Besides these, Salesforce’s Codegen is also another tool for coders. It is a 16-billion parameter, auto-regressive language model trained on a large corpus of natural and programming languages. Codegen can handle simple coding tasks but not so much when it comes to more complex problems.
In June 2022, Amazon also released CodeWhisperer, a machine learning-powered service that helps improve developer productivity by generating code recommendations based on developers’ comments in natural language and their code in the integrated development environment. Amazon claims that developers can speed up the development process with CodeWhisperer by simply writing a comment in their IDE’s code editor.
This month, Google Labs also unveiled Pitchfork, an AI that can convert old code to new code and rewrite itself.
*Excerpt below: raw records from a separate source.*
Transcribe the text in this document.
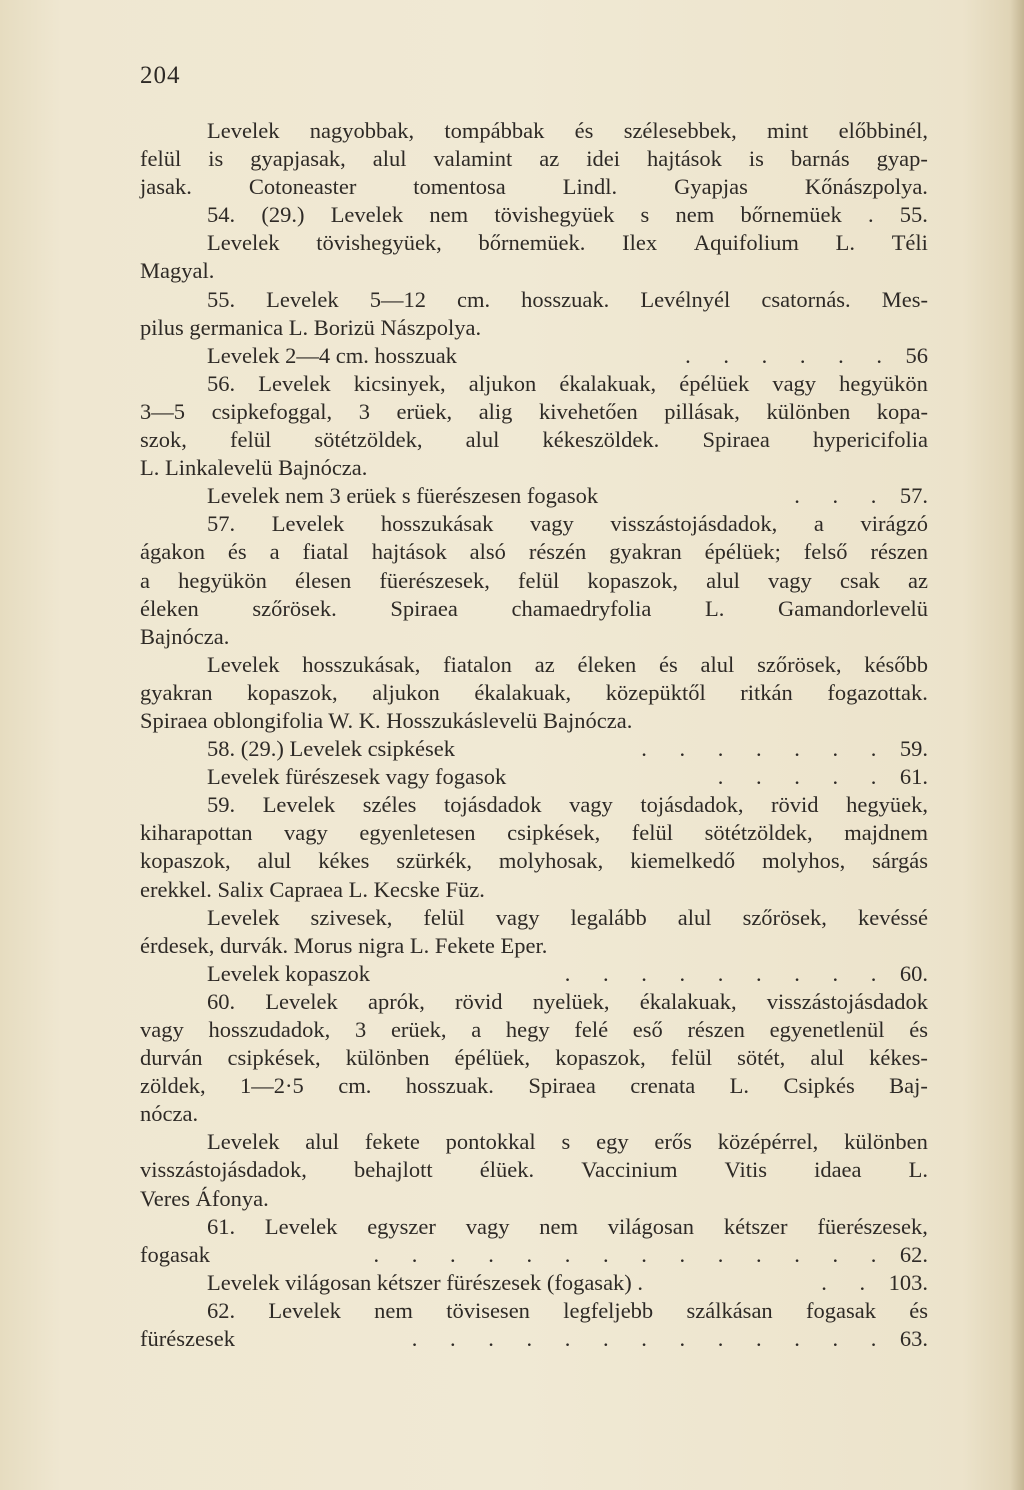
204
Levelek nagyobbak, tompábbak és szélesebbek, mint előbbinél,
felül is gyapjasak, alul valamint az idei hajtások is barnás gyap-
jasak.	Cotoneaster	tomentosa	Lindl.	Gyapjas	Kőnászpolya.
54. (29.) Levelek nem tövishegyüek s nem bőrnemüek . 55.
Levelek tövishegyüek, bőrnemüek. Ilex Aquifolium L. Téli
Magyal.
55. Levelek 5—12 cm. hosszuak. Levélnyél csatornás. Mes-
pilus germanica L. Borizü Nászpolya.
Levelek 2—4 cm. hosszuak	. . . . . . 56
56. Levelek kicsinyek, aljukon ékalakuak, épélüek vagy hegyükön
3—5 csipkefoggal, 3 erüek, alig kivehetően pillásak, különben kopa-
szok, felül sötétzöldek, alul kékeszöldek. Spiraea hypericifolia
L. Linkalevelü Bajnócza.
Levelek nem 3 erüek s füerészesen fogasok	. . . 57.
57. Levelek hosszukásak vagy visszástojásdadok, a virágzó
ágakon és a fiatal hajtások alsó részén gyakran épélüek; felső részen
a hegyükön élesen füerészesek, felül kopaszok, alul vagy csak az
éleken szőrösek. Spiraea chamaedryfolia L. Gamandorlevelü
Bajnócza.
Levelek hosszukásak, fiatalon az éleken és alul szőrösek, később
gyakran kopaszok, aljukon ékalakuak, közepüktől ritkán fogazottak.
Spiraea oblongifolia W. K. Hosszukáslevelü Bajnócza.
58. (29.) Levelek csipkések	. . . . . . . 59.
Levelek fürészesek vagy fogasok	. . . . . 61.
59. Levelek széles tojásdadok vagy tojásdadok, rövid hegyüek,
kiharapottan vagy egyenletesen csipkések, felül sötétzöldek, majdnem
kopaszok, alul kékes szürkék, molyhosak, kiemelkedő molyhos, sárgás
erekkel. Salix Capraea L. Kecske Füz.
Levelek szivesek, felül vagy legalább alul szőrösek, kevéssé
érdesek, durvák. Morus nigra L. Fekete Eper.
Levelek kopaszok	. . . . . . . . . 60.
60. Levelek aprók, rövid nyelüek, ékalakuak, visszástojásdadok
vagy hosszudadok, 3 erüek, a hegy felé eső részen egyenetlenül és
durván csipkések, különben épélüek, kopaszok, felül sötét, alul kékes-
zöldek, 1—2·5 cm. hosszuak. Spiraea crenata L. Csipkés Baj-
nócza.
Levelek alul fekete pontokkal s egy erős középérrel, különben
visszástojásdadok, behajlott élüek. Vaccinium Vitis idaea L.
Veres Áfonya.
61. Levelek egyszer vagy nem világosan kétszer füerészesek,
fogasak	. . . . . . . . . . . . . . 62.
Levelek világosan kétszer fürészesek (fogasak) .	. . 103.
62. Levelek nem tövisesen legfeljebb szálkásan fogasak és
fürészesek	. . . . . . . . . . . . . 63.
The list just goes on.
While these systems attest to what is possible with AI today in the realm of computer programming, only a few of such systems are open source. In an effort to change this, AI startup Hugging Face and ServiceNow Research R&D division launched BigCode, a new project that aims to develop “state-of-the-art” AI systems for code in an “open and responsible” way.
The BigCode team said that the goal is to eventually release a dataset large enough to train a code-generating system, which will then be used to create a prototype—a 15-billion-parameter model, larger in size than Codex (12 billion parameters) but smaller than AlphaCode (~41.4 billion parameters)—using ServiceNow’s in-house graphics card cluster.
It’s not always rainbows and butterflies for auto-code generating platforms. In November, Kite, an AI assisting tool that helps developers write code, announced that it would no longer be operational. The platform augments the coding environment with the internet’s programming knowledge and machine learning—similar to GitHub Copilot, which uses OpenAI CodeX, a version of GPT-3 language model.